In a blog I wrote at the time I pointed out that the percentages quoted put violence in the kink community at about the same or a little less than that of ‘vanilla’ people.  At the time, I wasn’t aware that the nature of the Consent Project, as NCSF calls it, had been distorted so greatly.

The Consent Counts Project isn’t really about nonconsensual BDSM sex, although last year there was a flurry of controversy surrounding the posting by women of those in the community they said had violated them during a BDSM ‘scene.’   Names were posted on FetLife, the kinksters social networking site,  and even the owner was implicated.  But this controversy doesn’t highlight the ‘prevalence’ of abuse – it highlights two essential things about the BDSM community that were completely overlooked by the press:

1) the controversy on FetLife was an example of how kinksters try to police themselves.  Many BDSM venues are safer than comparable ‘vanilla’ ones because leaders in the community promulgate- and largely practice –  the philosophy that BDSM must be ‘Safe, Sane, and Consensual.’

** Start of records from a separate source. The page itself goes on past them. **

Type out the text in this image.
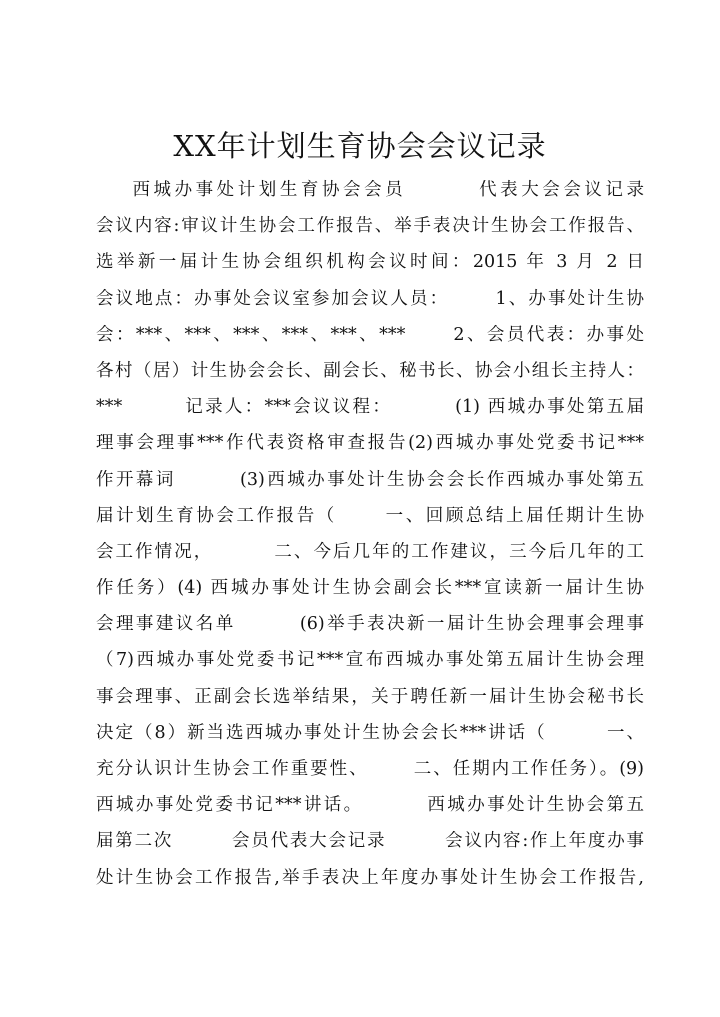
XX年计划生育协会会议记录
西城办事处计划生育协会会员        代表大会会议记录
会议内容:审议计生协会工作报告、举手表决计生协会工作报告、
选举新一届计生协会组织机构会议时间：2015 年 3 月 2 日
会议地点：办事处会议室参加会议人员：      1、办事处计生协
会：***、***、***、***、***、***      2、会员代表：办事处
各村（居）计生协会会长、副会长、秘书长、协会小组长主持人：
***        记录人：***会议议程：        (1) 西城办事处第五届
理事会理事***作代表资格审查报告(2)西城办事处党委书记***
作开幕词        (3)西城办事处计生协会会长作西城办事处第五
届计划生育协会工作报告（      一、回顾总结上届任期计生协
会工作情况，        二、今后几年的工作建议，三今后几年的工
作任务）(4) 西城办事处计生协会副会长***宣读新一届计生协
会理事建议名单        (6)举手表决新一届计生协会理事会理事
（7)西城办事处党委书记***宣布西城办事处第五届计生协会理
事会理事、正副会长选举结果，关于聘任新一届计生协会秘书长
决定（8）新当选西城办事处计生协会会长***讲话（        一、
充分认识计生协会工作重要性、      二、任期内工作任务）。(9)
西城办事处党委书记***讲话。        西城办事处计生协会第五
届第二次        会员代表大会记录        会议内容:作上年度办事
处计生协会工作报告,举手表决上年度办事处计生协会工作报告,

2) the community polices itself in large measure because it is DANGEROUS to report anything that involves BDSM to the police.

In fact, the primary purpose of  NCSF’s Consent Counts project is to point out how widespread legal persecution is against BDSM practicioners and to document cases and laws where these people have been jailed, and/or lost their kids, jobs, and housing  because of their (consensual) sexual practices.

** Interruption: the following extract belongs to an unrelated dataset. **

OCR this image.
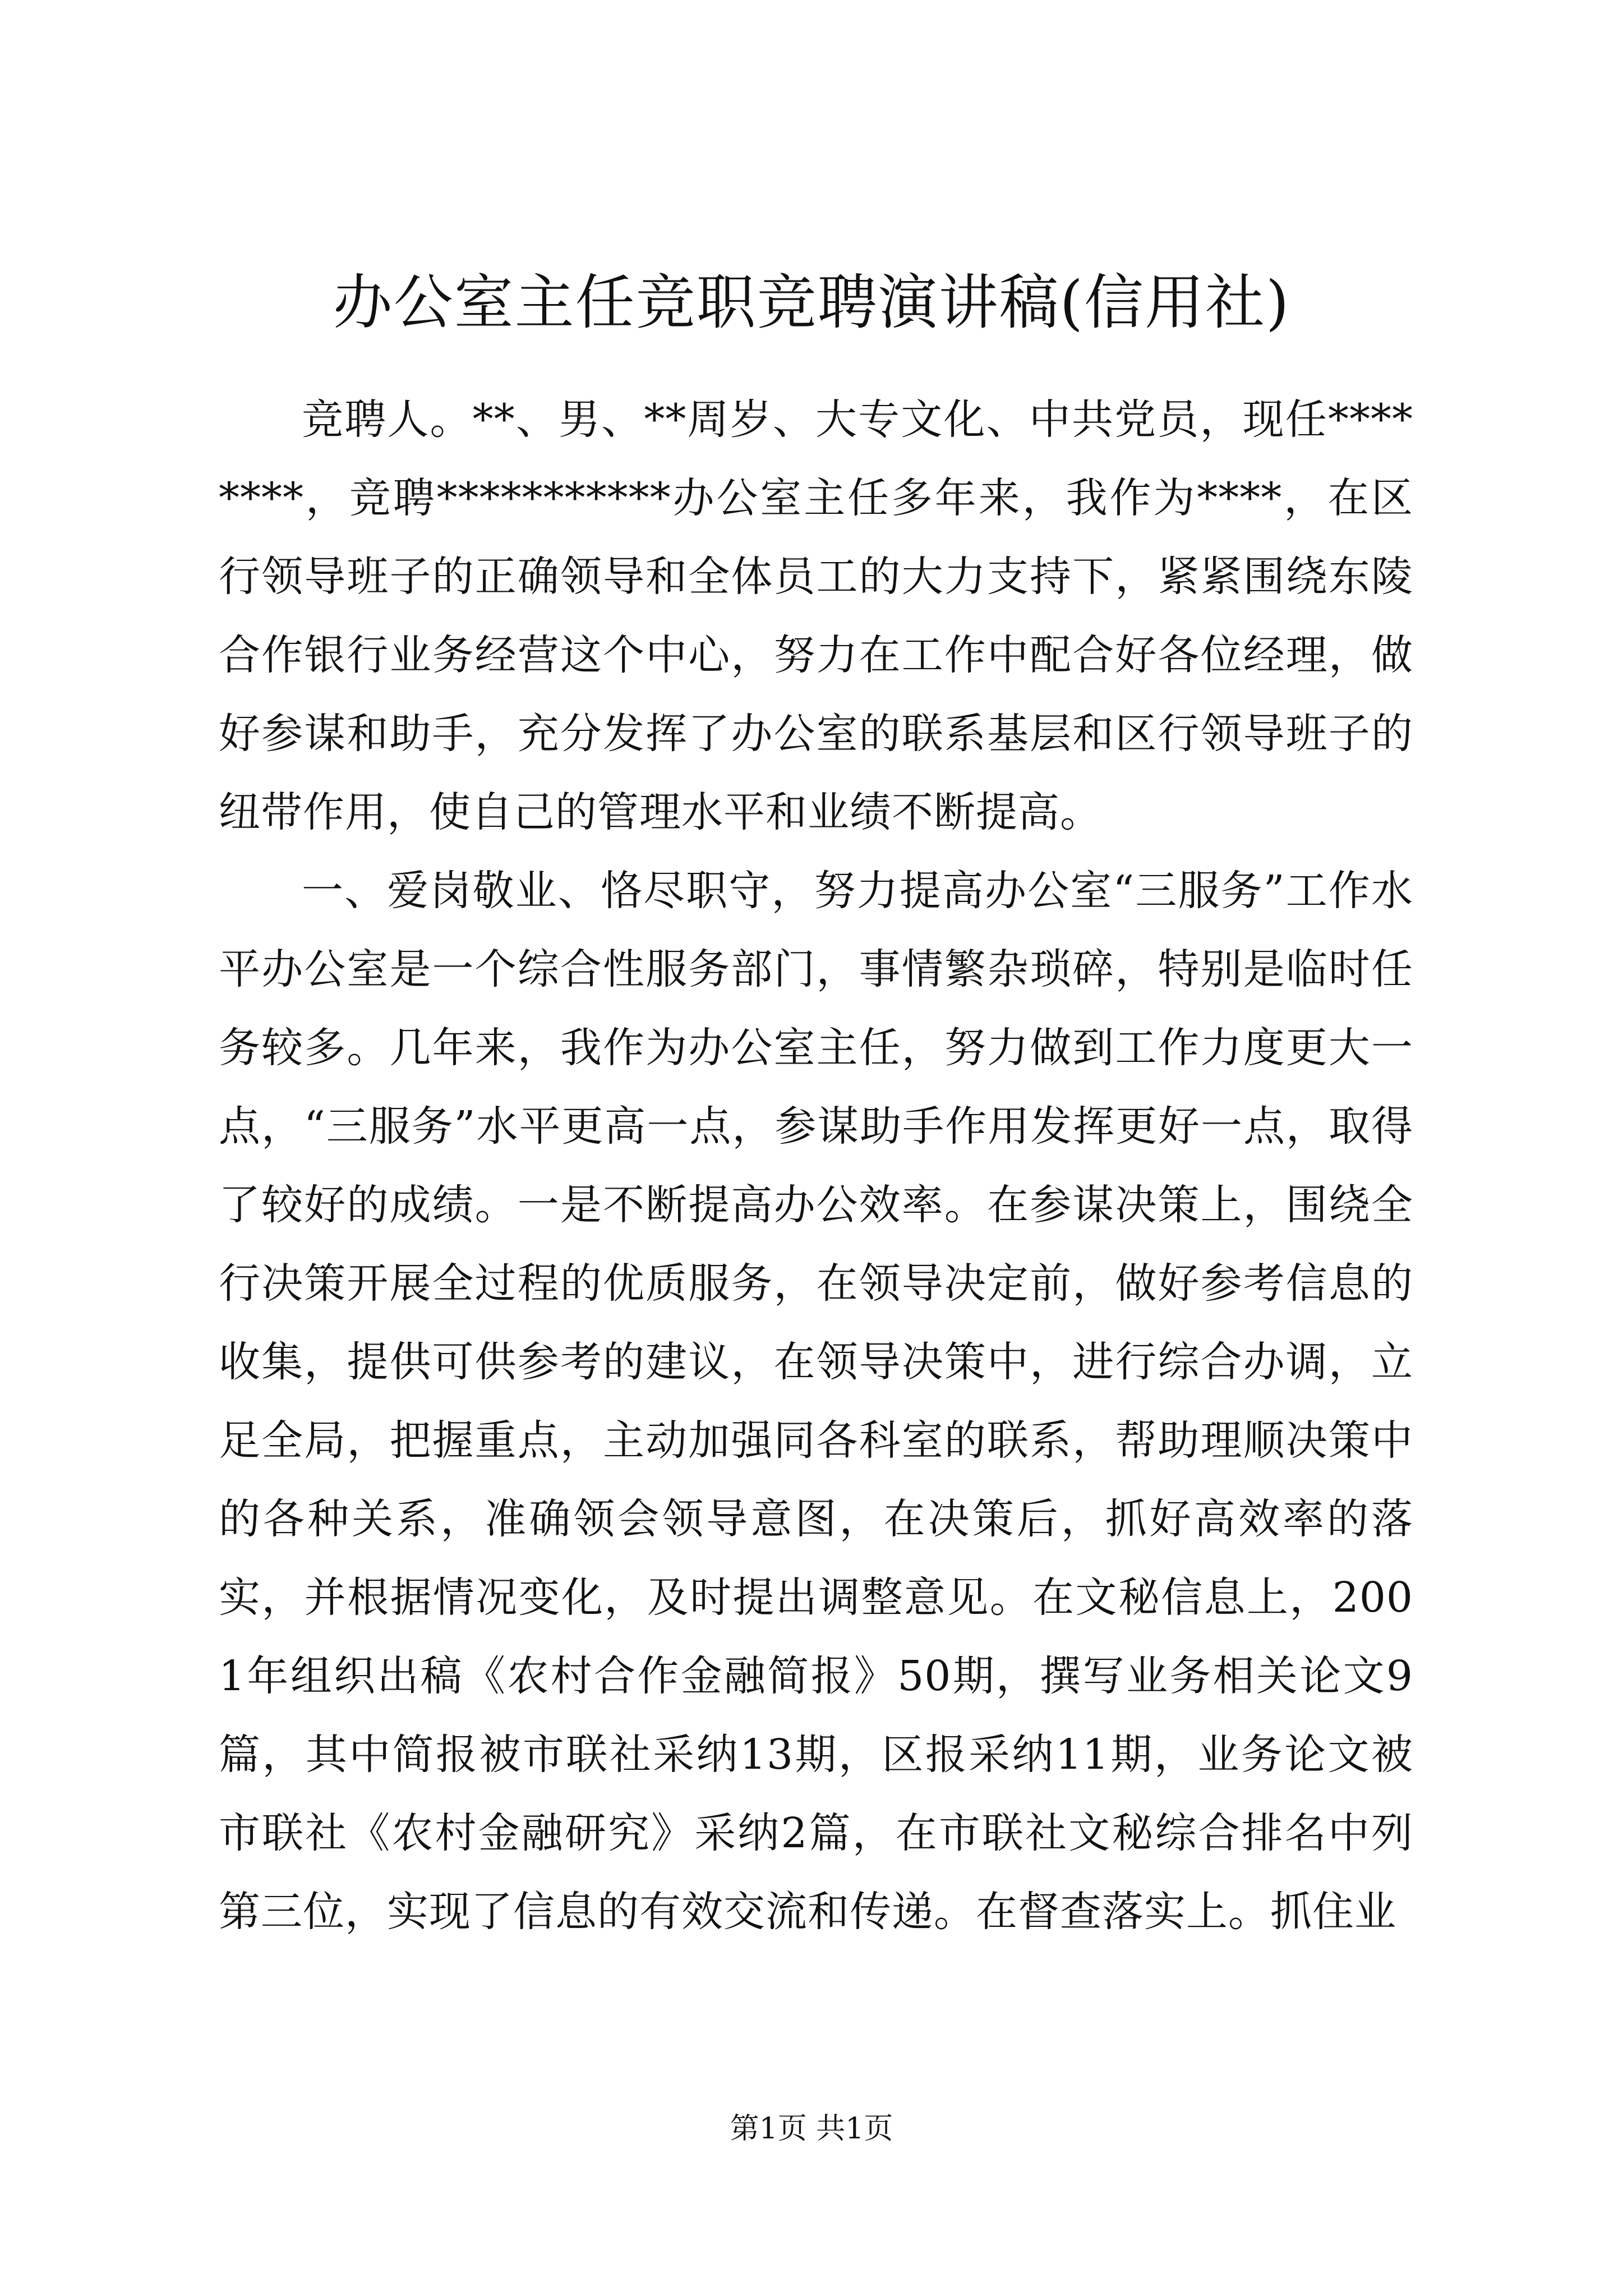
办公室主任竞职竞聘演讲稿(信用社)

竞聘人。**、男、**周岁、大专文化、中共党员，现任********，竞聘***********办公室主任多年来，我作为****，在区行领导班子的正确领导和全体员工的大力支持下，紧紧围绕东陵合作银行业务经营这个中心，努力在工作中配合好各位经理，做好参谋和助手，充分发挥了办公室的联系基层和区行领导班子的纽带作用，使自己的管理水平和业绩不断提高。

一、爱岗敬业、恪尽职守，努力提高办公室“三服务”工作水平办公室是一个综合性服务部门，事情繁杂琐碎，特别是临时任务较多。几年来，我作为办公室主任，努力做到工作力度更大一点，“三服务”水平更高一点，参谋助手作用发挥更好一点，取得了较好的成绩。一是不断提高办公效率。在参谋决策上，围绕全行决策开展全过程的优质服务，在领导决定前，做好参考信息的收集，提供可供参考的建议，在领导决策中，进行综合办调，立足全局，把握重点，主动加强同各科室的联系，帮助理顺决策中的各种关系，准确领会领导意图，在决策后，抓好高效率的落实，并根据情况变化，及时提出调整意见。在文秘信息上，2001年组织出稿《农村合作金融简报》50期，撰写业务相关论文9篇，其中简报被市联社采纳13期，区报采纳11期，业务论文被市联社《农村金融研究》采纳2篇，在市联社文秘综合排名中列第三位，实现了信息的有效交流和传递。在督查落实上。抓住业

第1页 共1页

The results are dramatic.  In 2011 there were 630 requests for help from NCSF. Only one sixth involved issues of violence or consensuality.  Most of the rest involved discrimination issues: arrest for consensual activities, child custody issues, loss of employment, etc.  Shockingly -To date, there is not a single appellate court decision anywhere in this country that has accepted consent as a defense in an assault or abuse prosecution arising from BDSM conduct.  BDSM practicioners are vulnerable if a call from a distressed neighbor, and responding police may be mandated to arrest if there is evidence of bruising or marks on the body.

So ‘Consent Counts’ was not designed to protect members of the BDSM community from each other – but from the law and from discrimination, now legal everywhere.  Kinksters do a pretty good job of enforcing the ‘Safe, Sane, and Consensual’ model within their own ranks.  It’s the rest of the world they need protection from.